O-glycosylation (Oglyc) plays an important role in various biological processes. The key to understanding the mechanisms of Oglyc is identifying the corresponding glycosylation sites. Two critical steps, feature selection and classifier design, greatly affect the accuracy of computational methods for predicting Oglyc sites. Based on an efficient feature selection algorithm and a classifier capable of handling imbalanced datasets, a new computational method, ChiMIC-based balanced decision table O-glycosylation (CBDT-Oglyc), is proposed. ChiMIC-based balanced decision table for O-glycosylation (CBDT-Oglyc), is proposed to predict Oglyc sites in proteins.
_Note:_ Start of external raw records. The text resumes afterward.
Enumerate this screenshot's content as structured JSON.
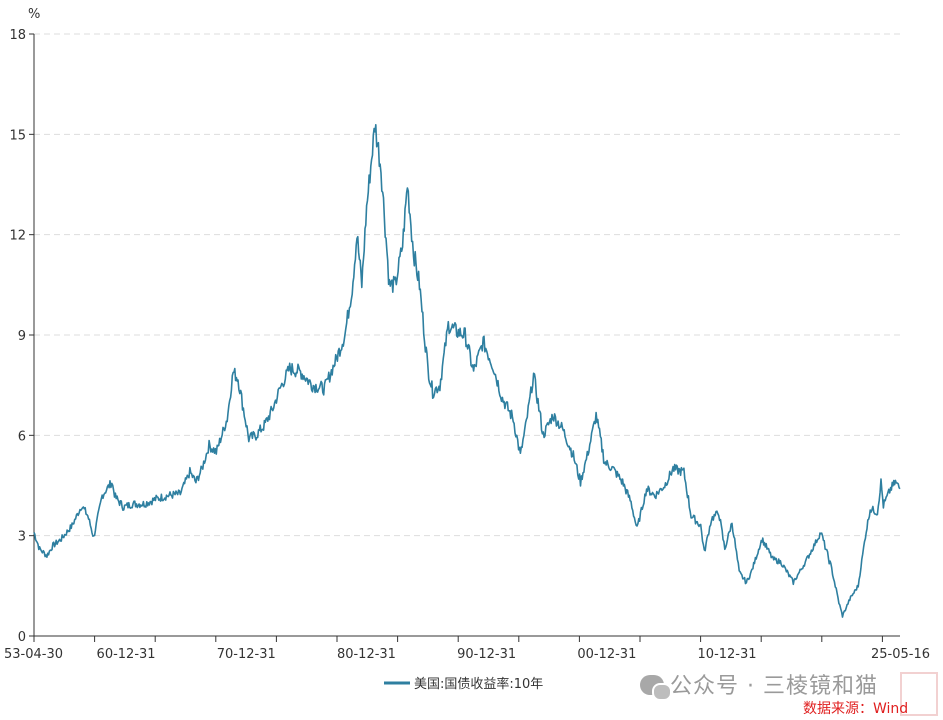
{
  "chart_data": {
    "type": "line",
    "title": "",
    "unit_label": "%",
    "ylim": [
      0,
      18
    ],
    "y_ticks": [
      "0",
      "3",
      "6",
      "9",
      "12",
      "15",
      "18"
    ],
    "x_tick_labels": [
      "53-04-30",
      "60-12-31",
      "70-12-31",
      "80-12-31",
      "90-12-31",
      "00-12-31",
      "10-12-31",
      "25-05-16"
    ],
    "x_start_year": 1953.33,
    "x_end_year": 2025.38,
    "series": [
      {
        "name": "美国:国债收益率:10年",
        "color": "#2e7fa0",
        "x": [
          1953.33,
          1953.8,
          1954.4,
          1954.9,
          1955.6,
          1956.5,
          1957.3,
          1957.8,
          1958.3,
          1959.0,
          1959.8,
          1960.1,
          1960.8,
          1961.5,
          1962.5,
          1963.5,
          1964.5,
          1965.5,
          1966.3,
          1966.8,
          1967.3,
          1967.9,
          1968.5,
          1969.4,
          1969.9,
          1970.3,
          1970.9,
          1971.2,
          1971.8,
          1972.5,
          1973.2,
          1973.8,
          1974.6,
          1975.5,
          1976.5,
          1977.5,
          1978.5,
          1979.2,
          1979.8,
          1980.2,
          1980.6,
          1981.0,
          1981.7,
          1982.2,
          1982.9,
          1983.4,
          1984.0,
          1984.4,
          1984.9,
          1985.4,
          1986.1,
          1986.5,
          1987.1,
          1987.8,
          1988.5,
          1989.2,
          1989.9,
          1990.7,
          1991.5,
          1992.3,
          1993.2,
          1993.8,
          1994.3,
          1994.9,
          1995.7,
          1996.5,
          1997.3,
          1998.2,
          1998.8,
          1999.5,
          2000.1,
          2000.8,
          2001.5,
          2002.3,
          2003.0,
          2003.5,
          2004.3,
          2005.0,
          2005.8,
          2006.5,
          2007.4,
          2008.0,
          2008.8,
          2009.1,
          2009.7,
          2010.3,
          2010.8,
          2011.4,
          2012.0,
          2012.6,
          2013.0,
          2013.9,
          2014.8,
          2015.5,
          2016.5,
          2017.5,
          2018.8,
          2019.7,
          2020.3,
          2020.6,
          2021.2,
          2021.9,
          2022.5,
          2022.9,
          2023.5,
          2023.8,
          2024.0,
          2024.6,
          2025.0,
          2025.38
        ],
        "values": [
          3.1,
          2.6,
          2.4,
          2.7,
          2.9,
          3.3,
          3.9,
          3.6,
          2.95,
          4.2,
          4.6,
          4.15,
          3.85,
          3.95,
          3.95,
          4.1,
          4.2,
          4.25,
          4.9,
          4.6,
          5.0,
          5.7,
          5.5,
          6.5,
          7.9,
          7.7,
          6.5,
          5.9,
          6.0,
          6.3,
          6.8,
          7.4,
          8.0,
          7.9,
          7.5,
          7.4,
          8.3,
          9.0,
          10.4,
          12.0,
          10.5,
          12.8,
          15.3,
          14.0,
          10.5,
          10.5,
          11.7,
          13.5,
          11.5,
          10.5,
          8.0,
          7.3,
          7.5,
          9.3,
          9.1,
          9.0,
          7.9,
          8.8,
          8.1,
          7.1,
          6.5,
          5.4,
          6.4,
          7.8,
          6.0,
          6.6,
          6.2,
          5.4,
          4.6,
          5.6,
          6.6,
          5.2,
          5.0,
          4.6,
          4.0,
          3.2,
          4.4,
          4.2,
          4.5,
          5.0,
          4.9,
          3.6,
          3.3,
          2.5,
          3.5,
          3.7,
          2.6,
          3.4,
          1.9,
          1.6,
          1.9,
          2.9,
          2.3,
          2.2,
          1.6,
          2.2,
          3.1,
          2.0,
          1.0,
          0.6,
          1.1,
          1.5,
          3.0,
          3.8,
          3.7,
          4.6,
          3.9,
          4.4,
          4.6,
          4.4
        ]
      }
    ]
  },
  "legend": {
    "label": "美国:国债收益率:10年"
  },
  "watermark": {
    "text": "公众号 · 三棱镜和猫"
  },
  "source": {
    "text": "数据来源：Wind"
  }
}
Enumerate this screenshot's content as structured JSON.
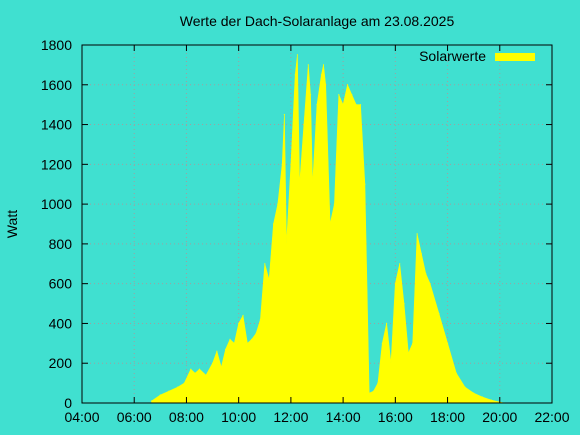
{
  "colors": {
    "background": "#40e0d0",
    "series": "#ffff00",
    "grid": "#a0a0a0"
  },
  "chart_data": {
    "type": "area",
    "title": "Werte der Dach-Solaranlage am 23.08.2025",
    "xlabel": "",
    "ylabel": "Watt",
    "xlim": [
      "04:00",
      "22:00"
    ],
    "ylim": [
      0,
      1800
    ],
    "xticks": [
      "04:00",
      "06:00",
      "08:00",
      "10:00",
      "12:00",
      "14:00",
      "16:00",
      "18:00",
      "20:00",
      "22:00"
    ],
    "yticks": [
      0,
      200,
      400,
      600,
      800,
      1000,
      1200,
      1400,
      1600,
      1800
    ],
    "grid": true,
    "legend": {
      "position": "top-right"
    },
    "series": [
      {
        "name": "Solarwerte",
        "x": [
          "06:40",
          "07:00",
          "07:20",
          "07:40",
          "07:55",
          "08:10",
          "08:20",
          "08:30",
          "08:45",
          "09:00",
          "09:10",
          "09:20",
          "09:30",
          "09:40",
          "09:50",
          "10:00",
          "10:10",
          "10:20",
          "10:30",
          "10:40",
          "10:50",
          "11:00",
          "11:10",
          "11:20",
          "11:30",
          "11:40",
          "11:45",
          "11:50",
          "12:00",
          "12:10",
          "12:15",
          "12:20",
          "12:30",
          "12:40",
          "12:45",
          "12:50",
          "13:00",
          "13:10",
          "13:15",
          "13:20",
          "13:30",
          "13:40",
          "13:50",
          "14:00",
          "14:10",
          "14:20",
          "14:30",
          "14:40",
          "14:50",
          "15:00",
          "15:10",
          "15:20",
          "15:30",
          "15:40",
          "15:50",
          "16:00",
          "16:10",
          "16:20",
          "16:30",
          "16:40",
          "16:50",
          "17:00",
          "17:10",
          "17:20",
          "17:40",
          "18:00",
          "18:20",
          "18:40",
          "19:00",
          "19:20",
          "19:40",
          "20:00",
          "20:10"
        ],
        "values": [
          10,
          40,
          60,
          80,
          100,
          170,
          150,
          170,
          140,
          200,
          260,
          180,
          270,
          320,
          300,
          400,
          440,
          300,
          320,
          350,
          420,
          700,
          620,
          900,
          1000,
          1200,
          1450,
          800,
          1200,
          1650,
          1750,
          1100,
          1400,
          1700,
          1550,
          1100,
          1500,
          1650,
          1700,
          1600,
          900,
          1000,
          1550,
          1500,
          1600,
          1550,
          1500,
          1500,
          1100,
          50,
          60,
          100,
          300,
          400,
          200,
          600,
          700,
          500,
          250,
          300,
          850,
          750,
          650,
          600,
          450,
          300,
          150,
          80,
          50,
          30,
          15,
          5,
          0
        ]
      }
    ]
  }
}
Sequence characterization is performed by combining amino acid composition (AAC), undirected composition of k-spaced amino acid pairs (undirected-CKSAAP) and pseudo-position-specific scoring matrix (PsePSSM). Chi-MIC-share algorithm is used for feature selection, which simplifies the model and improves predictive accuracy. For imbalanced classification, a backtracking method based on local chi-square test is designed, and then cost-sensitive learning is incorporated to construct a novel classifier named ChiMIC-based balanced decision table (CBDT). Based on a 1:49 (positives:negatives) training set, the CBDT classifier achieves significantly better prediction performance than traditional classifiers. Moreover, the independent test results on separate human and mouse glycoproteins show that CBDT-Oglyc outperforms previous methods in global accuracy. CBDT-Oglyc shows great promise in predicting Oglyc sites and is expected to facilitate further experimental studies on protein glycosylation.